Il n’a pas tardé à apparaître que l’affaire était cousue de fil blanc. L’exécution n’était pas destinée à sanctionner un renégat mais à entretenir la terreur parmi la population de la ville voisine de Salamiyeh, à l’est du gouvernorat de Hama, dont la population est composée d’un gros tiers d’Ismaéliens.
Bientôt reconnue par des proches, la victime était en effet un membre de la communauté sunnite. Répondant au nom d’Ihsan Nayyouf, il était originaire du village d’Aqareb, lui-même situé à l’est de Salamiyeh. Il avait été enlevé avec son fils il y a environ deux mois, alors qu’il s’employait, dans le cadre de son travail, à acheminer et à distribuer le pain dans des secteurs encerclés par les forces régulières. Il déjà avait été arrêté peu de temps auparavant à un barrage, dans le village de Tall al-Tout, par des chabbiha des Forces de Défense nationale. Les deux hommes avaient été emmenés vers une destination inconnue. Leur famille n’avait jamais obtenu la moindre nouvelle sur leur sort jusqu’à l’exécution du père, qui s’était déroulée devant le local du moukhtar (chef de quartier) du village d’al-Qoulaïb.
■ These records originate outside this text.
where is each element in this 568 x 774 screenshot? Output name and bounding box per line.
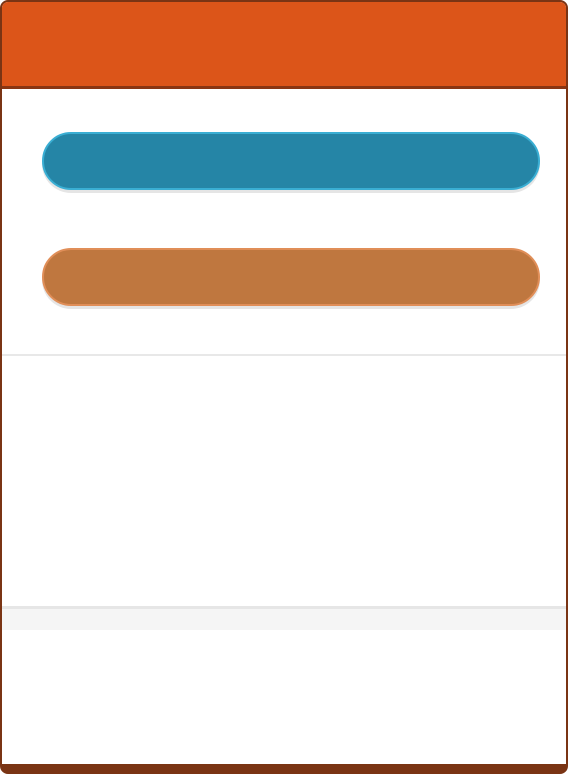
content-area xyxy=(2,356,566,606)
footer-separator-band xyxy=(2,606,566,630)
secondary-action-button[interactable] xyxy=(42,248,540,306)
primary-action-button[interactable] xyxy=(42,132,540,190)
section-divider xyxy=(2,354,566,356)
footer-area xyxy=(2,630,566,764)
dialog-header xyxy=(2,2,566,89)
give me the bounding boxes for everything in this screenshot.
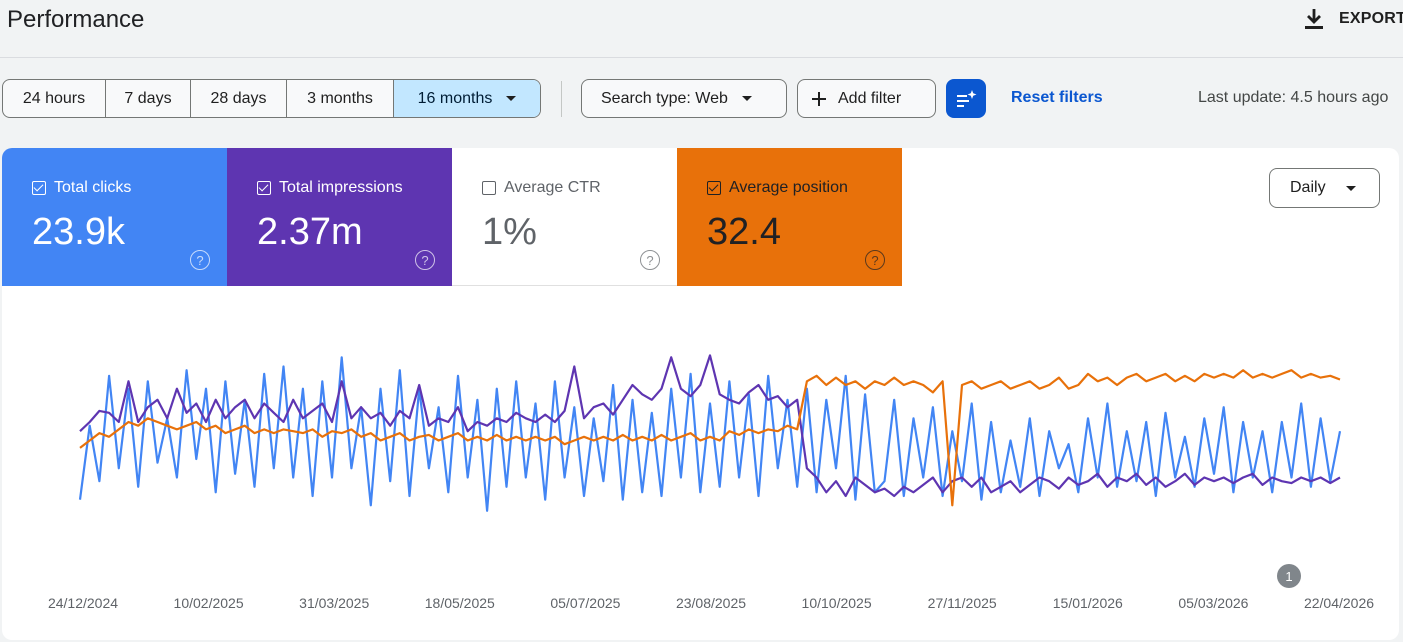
performance-card: Total clicks 23.9k ? Total impressions 2… — [2, 148, 1399, 640]
metric-value: 1% — [482, 211, 537, 253]
help-icon[interactable]: ? — [865, 250, 885, 270]
range-16-months[interactable]: 16 months — [394, 80, 540, 117]
x-tick-label: 31/03/2025 — [299, 595, 369, 611]
top-bar: Performance EXPORT — [0, 0, 1403, 58]
checkbox-checked-icon[interactable] — [707, 181, 721, 195]
help-icon[interactable]: ? — [640, 250, 660, 270]
x-tick-label: 23/08/2025 — [676, 595, 746, 611]
metric-average-position[interactable]: Average position 32.4 ? — [677, 148, 902, 286]
performance-line-chart: 24/12/2024 10/02/2025 31/03/2025 18/05/2025… — [48, 354, 1374, 611]
divider — [561, 81, 562, 117]
metric-value: 32.4 — [707, 211, 781, 253]
export-label: EXPORT — [1339, 10, 1403, 27]
annotation-marker[interactable]: 1 — [1277, 564, 1301, 588]
range-7-days[interactable]: 7 days — [106, 80, 191, 117]
add-filter-button[interactable]: Add filter — [797, 79, 936, 118]
x-tick-label: 10/10/2025 — [802, 595, 872, 611]
range-3-months[interactable]: 3 months — [287, 80, 394, 117]
checkbox-checked-icon[interactable] — [32, 181, 46, 195]
last-update-text: Last update: 4.5 hours ago — [1198, 89, 1389, 106]
series-line-average-position — [79, 369, 1341, 507]
checkbox-checked-icon[interactable] — [257, 181, 271, 195]
chevron-down-icon — [1345, 185, 1356, 191]
x-tick-label: 05/07/2025 — [550, 595, 620, 611]
x-tick-label: 10/02/2025 — [174, 595, 244, 611]
sparkle-filter-icon — [957, 89, 977, 107]
download-icon — [1305, 9, 1323, 29]
x-tick-label: 27/11/2025 — [928, 595, 997, 611]
metric-total-impressions[interactable]: Total impressions 2.37m ? — [227, 148, 452, 286]
series-line-total-impressions — [79, 354, 1341, 498]
metric-value: 2.37m — [257, 211, 363, 253]
export-button[interactable]: EXPORT — [1303, 6, 1403, 32]
metric-value: 23.9k — [32, 211, 125, 253]
x-tick-label: 22/04/2026 — [1304, 595, 1374, 611]
range-28-days[interactable]: 28 days — [191, 80, 287, 117]
series-line-total-clicks — [78, 356, 1342, 512]
help-icon[interactable]: ? — [415, 250, 435, 270]
reset-filters-link[interactable]: Reset filters — [1011, 89, 1103, 106]
date-range-selector: 24 hours 7 days 28 days 3 months 16 mont… — [2, 79, 541, 118]
x-tick-label: 15/01/2026 — [1053, 595, 1123, 611]
x-tick-label: 05/03/2026 — [1178, 595, 1248, 611]
checkbox-unchecked-icon[interactable] — [482, 181, 496, 195]
plus-icon — [812, 91, 826, 106]
x-tick-label: 24/12/2024 — [48, 595, 118, 611]
chevron-down-icon — [741, 96, 752, 101]
metric-average-ctr[interactable]: Average CTR 1% ? — [452, 148, 677, 286]
page-title: Performance — [7, 6, 145, 33]
filter-bar: 24 hours 7 days 28 days 3 months 16 mont… — [0, 78, 1403, 120]
x-tick-label: 18/05/2025 — [425, 595, 495, 611]
chevron-down-icon — [506, 96, 517, 101]
granularity-dropdown[interactable]: Daily — [1269, 168, 1380, 208]
help-icon[interactable]: ? — [190, 250, 210, 270]
range-24-hours[interactable]: 24 hours — [3, 80, 106, 117]
search-type-dropdown[interactable]: Search type: Web — [581, 79, 787, 118]
smart-filter-button[interactable] — [946, 79, 986, 118]
metric-total-clicks[interactable]: Total clicks 23.9k ? — [2, 148, 227, 286]
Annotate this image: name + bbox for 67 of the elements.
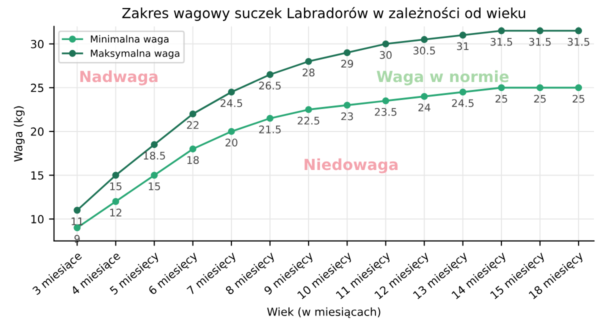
data-label: 22.5 <box>298 116 320 125</box>
data-label: 29 <box>341 60 354 68</box>
point <box>305 58 312 65</box>
point <box>536 84 544 92</box>
legend-label: Minimalna waga <box>90 35 168 45</box>
data-label: 11 <box>72 218 83 226</box>
data-label: 31.5 <box>568 38 590 46</box>
point <box>344 102 351 109</box>
data-label: 30.5 <box>413 46 435 55</box>
chart-title: Zakres wagowy suczek Labradorów w zależności od wieku <box>122 6 526 21</box>
point <box>498 84 505 92</box>
point <box>74 206 81 214</box>
point <box>575 27 582 34</box>
data-label: 25 <box>572 94 584 103</box>
data-label: 31.5 <box>529 38 551 46</box>
point <box>536 27 544 34</box>
y-tick-label: 20 <box>30 127 44 136</box>
y-axis-title: Waga (kg) <box>14 106 25 162</box>
point <box>266 114 274 122</box>
point <box>305 106 312 114</box>
data-label: 24 <box>418 104 430 112</box>
data-label: 20 <box>226 138 238 146</box>
data-label: 30 <box>380 51 392 59</box>
data-label: 31.5 <box>490 38 512 46</box>
point <box>266 71 274 78</box>
point <box>382 40 390 48</box>
y-tick-label: 25 <box>30 84 44 92</box>
y-tick-label: 30 <box>30 40 44 48</box>
data-label: 25 <box>496 94 508 103</box>
data-label: 18 <box>187 156 199 164</box>
point <box>459 32 466 39</box>
data-label: 23.5 <box>374 108 396 116</box>
annotation: Niedowaga <box>304 158 398 174</box>
point <box>459 88 466 96</box>
data-label: 23 <box>341 112 353 120</box>
point <box>112 172 120 179</box>
point <box>150 141 158 148</box>
legend-label: Maksymalna waga <box>90 49 180 59</box>
point <box>112 198 120 205</box>
point <box>420 36 428 44</box>
point <box>228 88 235 96</box>
point <box>228 128 235 135</box>
data-label: 26.5 <box>259 82 281 90</box>
data-label: 21.5 <box>259 125 281 134</box>
data-label: 31 <box>457 42 469 50</box>
point <box>189 146 196 152</box>
point <box>420 92 428 100</box>
data-label: 15 <box>148 182 160 190</box>
data-label: 24.5 <box>220 99 242 108</box>
point <box>189 110 196 118</box>
point <box>150 172 158 179</box>
data-label: 12 <box>110 208 122 216</box>
annotation: Nadwaga <box>80 70 158 86</box>
data-label: 24.5 <box>452 99 474 108</box>
point <box>382 97 390 104</box>
point <box>498 27 505 34</box>
data-label: 25 <box>534 94 546 103</box>
data-label: 28 <box>302 68 314 76</box>
data-label: 18.5 <box>144 152 165 160</box>
y-tick-label: 10 <box>31 214 44 224</box>
x-axis-title: Wiek (w miesiącach) <box>267 307 380 318</box>
annotation: Waga w normie <box>376 70 509 86</box>
data-label: 15 <box>110 182 122 190</box>
y-tick-label: 15 <box>31 171 44 180</box>
point <box>344 49 351 56</box>
point <box>575 84 582 92</box>
data-label: 22 <box>186 121 198 129</box>
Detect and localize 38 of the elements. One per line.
Si la haine éradicatrice manifestée par l’Etat islamique envers tous les croyants ne partageant pas ses convictions et ne reconnaissant pas son autorité est désormais plus qu’établie, le travestissement d’un sunnite en ismaélien pour pouvoir procéder à son exécution est sans précédent. Certains suspectaient déjà que plusieurs des condamnations jusqu’ici prononcées et appliquées à l’encontre de femmes adultères, d’homosexuels, d’espions infiltrés dans ses rangs ou de combattants de groupes rivaux, ne l’avaient été que pour permettre à Da’ech de manifester sa « sauvagerie », conformément aux thèses contenues dans son programme. Mais, dans le cas présent, l’exécution d’un membre prétendu d’une autre communauté musulmane apparaît aussi – et peut-être surtout – comme un service rendu au régime syrien.
Selon une information ayant circulé au début du mois d’août dernier, l’Etat Islamique avait tué, les uns par balle, les autres à l’arme blanche, sept Ismaéliens, membres d’une seule et même famille. Mais, relayée par l’Observatoire syrien des Droits de l’Homme dont le réseau de correspondants en Syrie est gangrené par des partisans du régime, et ignorée par la propagande de l’organisation djihadiste, cette affaire était rapidement tombée dans l’oubli. Elle n’avait pas eu d’effet notable sur le comportement de la communauté ismaélienne, en dépit de l’inquiétude provoquée chez elle par la perspective d’une arrivée prochaine de Da’ech dans la région.
En revanche, le régime pourra plus aisément convaincre désormais les Ismaéliens d’accepter les armes qu’il leur propose depuis de longs mois, pour constituer des milices d’autodéfense. Jusqu’ici, en effet, ces offres n’avaient pas rencontré dans la communauté ismaélienne, peu désireuse de se laisser entraîner dans un cycle de violence qu’elle ne maîtriserait pas, et qui l’exposerait plus qu’il ne la rassurerait, un accueil aussi large que le souhaitaient les représentants locaux du pouvoir. Il est probable qu’il en ira différemment après ce tragique épisode, même s’il est démontré que ce crime revendiqué n’était rien d’autre qu’une affreuse mascarade.
Mais ce n’est pas la seule leçon que permet l’observation de cet assassinat.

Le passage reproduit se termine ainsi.